Enacting tougher legislation is a starting point, but Kentucky law already requires the use of helmets when riding ATVs on public land, establishes engine size limits for youth and prohibits their operation on public roads unless for commercial purposes or to cross a highway. Tougher laws won't be worth the paper they're written on unless parents wake up to the dangers to which their children are being exposed and take responsibility for their protection.

Sadly, many parents apparently never take safety into consideration when purchasing motorized toys for their children, and ATVs are but the tip of the iceberg. During the spring, summer and fall months, and on mild winter days, youngsters can be found on the streets of numerous Winchester subdivisions riding mopeds or driving go-carts.

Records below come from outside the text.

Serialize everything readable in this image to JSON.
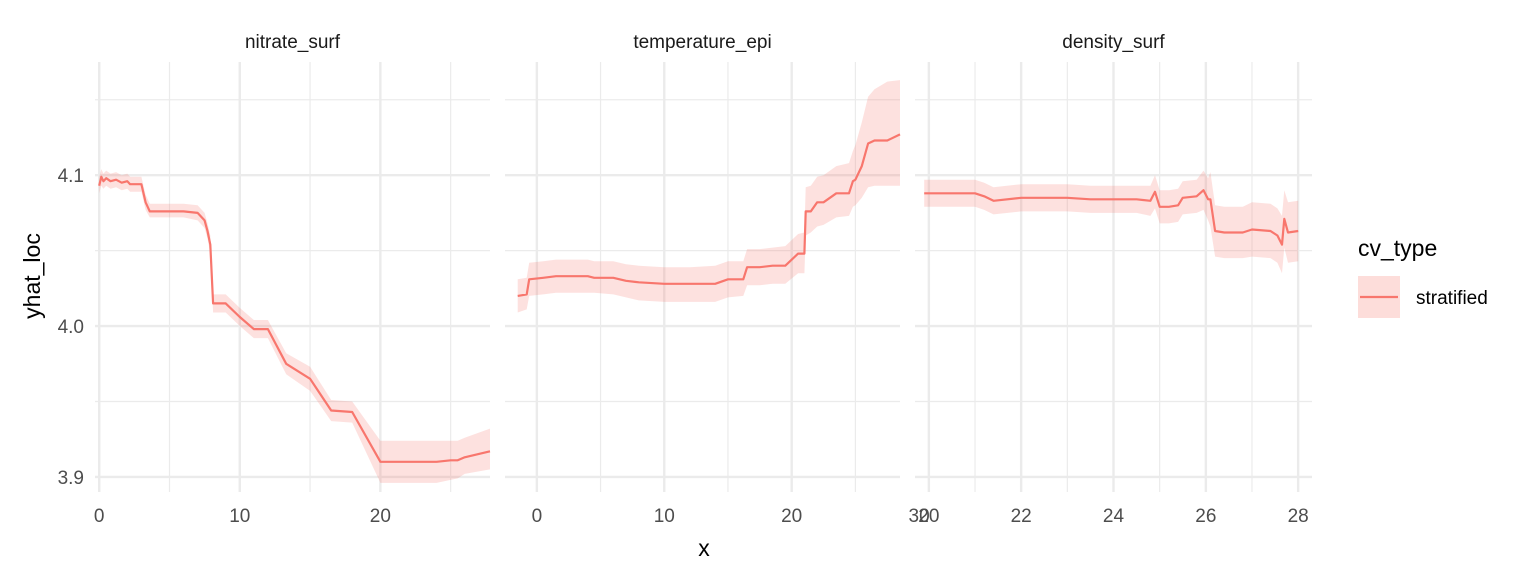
{
  "chart_data": {
    "type": "line",
    "xlabel": "x",
    "ylabel": "yhat_loc",
    "ylim": [
      3.89,
      4.175
    ],
    "y_ticks": [
      "3.9",
      "4.0",
      "4.1"
    ],
    "legend": {
      "title": "cv_type",
      "placement": "right",
      "entries": [
        "stratified"
      ]
    },
    "colors": {
      "line": "#F8766D",
      "ribbon": "#F8766D",
      "grid": "#EBEBEB"
    },
    "grid": true,
    "panels": [
      {
        "strip": "nitrate_surf",
        "xlim": [
          -0.3,
          27.8
        ],
        "x_ticks": [
          "0",
          "10",
          "20"
        ],
        "series": [
          {
            "name": "stratified",
            "x": [
              0,
              0.15,
              0.3,
              0.5,
              0.8,
              1.2,
              1.6,
              2.0,
              2.2,
              3.0,
              3.3,
              3.6,
              5.0,
              6.0,
              7.0,
              7.5,
              7.7,
              7.9,
              8.1,
              9.0,
              10.0,
              11.0,
              12.0,
              13.3,
              15.0,
              16.5,
              18.0,
              20.0,
              22.0,
              24.0,
              25.0,
              25.5,
              26.0,
              27.8
            ],
            "y": [
              4.093,
              4.099,
              4.096,
              4.098,
              4.096,
              4.097,
              4.095,
              4.096,
              4.094,
              4.094,
              4.082,
              4.076,
              4.076,
              4.076,
              4.075,
              4.07,
              4.063,
              4.054,
              4.015,
              4.015,
              4.006,
              3.998,
              3.998,
              3.975,
              3.965,
              3.944,
              3.943,
              3.91,
              3.91,
              3.91,
              3.911,
              3.911,
              3.913,
              3.917
            ],
            "lower": [
              4.088,
              4.093,
              4.091,
              4.093,
              4.091,
              4.092,
              4.09,
              4.091,
              4.089,
              4.089,
              4.077,
              4.072,
              4.072,
              4.072,
              4.07,
              4.065,
              4.058,
              4.048,
              4.009,
              4.009,
              4.0,
              3.992,
              3.992,
              3.968,
              3.957,
              3.937,
              3.936,
              3.896,
              3.896,
              3.896,
              3.898,
              3.899,
              3.902,
              3.905
            ],
            "upper": [
              4.099,
              4.104,
              4.101,
              4.103,
              4.101,
              4.102,
              4.1,
              4.101,
              4.099,
              4.099,
              4.087,
              4.081,
              4.081,
              4.081,
              4.08,
              4.075,
              4.068,
              4.06,
              4.021,
              4.021,
              4.012,
              4.004,
              4.004,
              3.982,
              3.973,
              3.951,
              3.95,
              3.924,
              3.924,
              3.924,
              3.924,
              3.924,
              3.926,
              3.932
            ]
          }
        ]
      },
      {
        "strip": "temperature_epi",
        "xlim": [
          -2.5,
          28.5
        ],
        "x_ticks": [
          "0",
          "10",
          "20",
          "30"
        ],
        "series": [
          {
            "name": "stratified",
            "x": [
              -1.5,
              -0.8,
              -0.6,
              0.5,
              1.5,
              2.5,
              4.0,
              4.5,
              6.0,
              7.0,
              8.0,
              10.0,
              12.0,
              14.0,
              15.0,
              16.2,
              16.5,
              17.5,
              18.5,
              19.5,
              20.5,
              21.0,
              21.1,
              21.5,
              22.0,
              22.5,
              23.5,
              24.5,
              24.8,
              25.0,
              25.5,
              26.0,
              26.5,
              27.5,
              28.5
            ],
            "y": [
              4.02,
              4.021,
              4.031,
              4.032,
              4.033,
              4.033,
              4.033,
              4.032,
              4.032,
              4.03,
              4.029,
              4.028,
              4.028,
              4.028,
              4.031,
              4.031,
              4.039,
              4.039,
              4.04,
              4.04,
              4.048,
              4.048,
              4.076,
              4.076,
              4.082,
              4.082,
              4.088,
              4.088,
              4.096,
              4.097,
              4.106,
              4.121,
              4.123,
              4.123,
              4.127
            ],
            "lower": [
              4.009,
              4.011,
              4.02,
              4.021,
              4.022,
              4.022,
              4.022,
              4.022,
              4.021,
              4.019,
              4.017,
              4.016,
              4.016,
              4.016,
              4.019,
              4.02,
              4.027,
              4.027,
              4.028,
              4.028,
              4.035,
              4.035,
              4.06,
              4.062,
              4.066,
              4.067,
              4.072,
              4.073,
              4.079,
              4.08,
              4.085,
              4.092,
              4.093,
              4.093,
              4.093
            ],
            "upper": [
              4.031,
              4.032,
              4.042,
              4.043,
              4.044,
              4.044,
              4.044,
              4.043,
              4.043,
              4.041,
              4.04,
              4.039,
              4.039,
              4.04,
              4.043,
              4.043,
              4.051,
              4.051,
              4.052,
              4.053,
              4.061,
              4.062,
              4.092,
              4.093,
              4.099,
              4.1,
              4.106,
              4.108,
              4.116,
              4.12,
              4.135,
              4.152,
              4.157,
              4.162,
              4.163
            ]
          }
        ]
      },
      {
        "strip": "density_surf",
        "xlim": [
          19.7,
          28.3
        ],
        "x_ticks": [
          "20",
          "22",
          "24",
          "26",
          "28"
        ],
        "series": [
          {
            "name": "stratified",
            "x": [
              19.9,
              21.0,
              21.2,
              21.4,
              22.0,
              22.5,
              23.0,
              23.5,
              24.0,
              24.5,
              24.8,
              24.9,
              25.0,
              25.2,
              25.4,
              25.5,
              25.8,
              25.95,
              26.05,
              26.1,
              26.2,
              26.4,
              26.8,
              27.0,
              27.4,
              27.55,
              27.65,
              27.7,
              27.78,
              28.0
            ],
            "y": [
              4.088,
              4.088,
              4.086,
              4.083,
              4.085,
              4.085,
              4.085,
              4.084,
              4.084,
              4.084,
              4.083,
              4.089,
              4.079,
              4.079,
              4.08,
              4.085,
              4.086,
              4.09,
              4.084,
              4.084,
              4.063,
              4.062,
              4.062,
              4.064,
              4.063,
              4.06,
              4.054,
              4.071,
              4.062,
              4.063
            ],
            "lower": [
              4.079,
              4.079,
              4.077,
              4.074,
              4.076,
              4.076,
              4.076,
              4.075,
              4.075,
              4.075,
              4.073,
              4.078,
              4.068,
              4.068,
              4.069,
              4.074,
              4.075,
              4.077,
              4.07,
              4.066,
              4.046,
              4.045,
              4.045,
              4.046,
              4.045,
              4.042,
              4.035,
              4.052,
              4.042,
              4.043
            ],
            "upper": [
              4.097,
              4.097,
              4.095,
              4.092,
              4.094,
              4.094,
              4.094,
              4.093,
              4.093,
              4.093,
              4.093,
              4.1,
              4.09,
              4.09,
              4.091,
              4.096,
              4.097,
              4.103,
              4.098,
              4.102,
              4.08,
              4.079,
              4.079,
              4.082,
              4.081,
              4.078,
              4.073,
              4.09,
              4.082,
              4.083
            ]
          }
        ]
      }
    ]
  }
}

Both can be every bit as dangerous as ATVs because they are small, low to the ground and offer their riders virtually no protection. And protection can be critical when operating in a street populated with much larger cars and trucks. Even the smallest of cars or pickups can cause serious, perhaps fatal, injuries to any rider of a moped or go-cart that wanders into their path.

However, the problem with mopeds and go-carts in area subdivisions extends far beyond size issues. Most of those riding them on area streets are far too young to qualify for a driver's license. Many moped and go-cart operators appear to be 10-12 years of age, and some are even younger. To their credit, most wear helmets, but a helmet will do them little good if they pull into the path of a car or truck traveling 20-30 miles an hour.

Streets and roads are designed for cars and trucks, and those operating any form of motorized vehicle on them, even a battery powered moped or golf cart, or a gasoline-driven go-cart, must possess a valid operator's license. In Kentucky, that means they must be at least 16 years of age. The overwhelming majority of mopeds, go-carts and golf carts being operated on this community's streets are being operated by underage drivers, and for their safety, that needs to stop.

It needs to stop because it is illegal.

It needs to stop because it can be expensive, with fines and court costs of $150 to $250 or more for underage drivers, and possibly a delay in getting a legal operator's license until they are 18.

But most of all it needs to stop because it is extremely dangerous. No matter how much a parent may caution a child about being careful, children don't always pay attention, especially when several of them decide to ride together and perhaps attempt things a single rider might never do. Young operators aren't fully versed in the rules of the road, nor are they mature enough to deal with the challenges of operating in traffic, even light traffic.

Mopeds, go-carts and ATVs may appear to be fun, but a few minutes of fun is not worth a lifetime of regret because a child was crippled, maimed or killed while having "fun."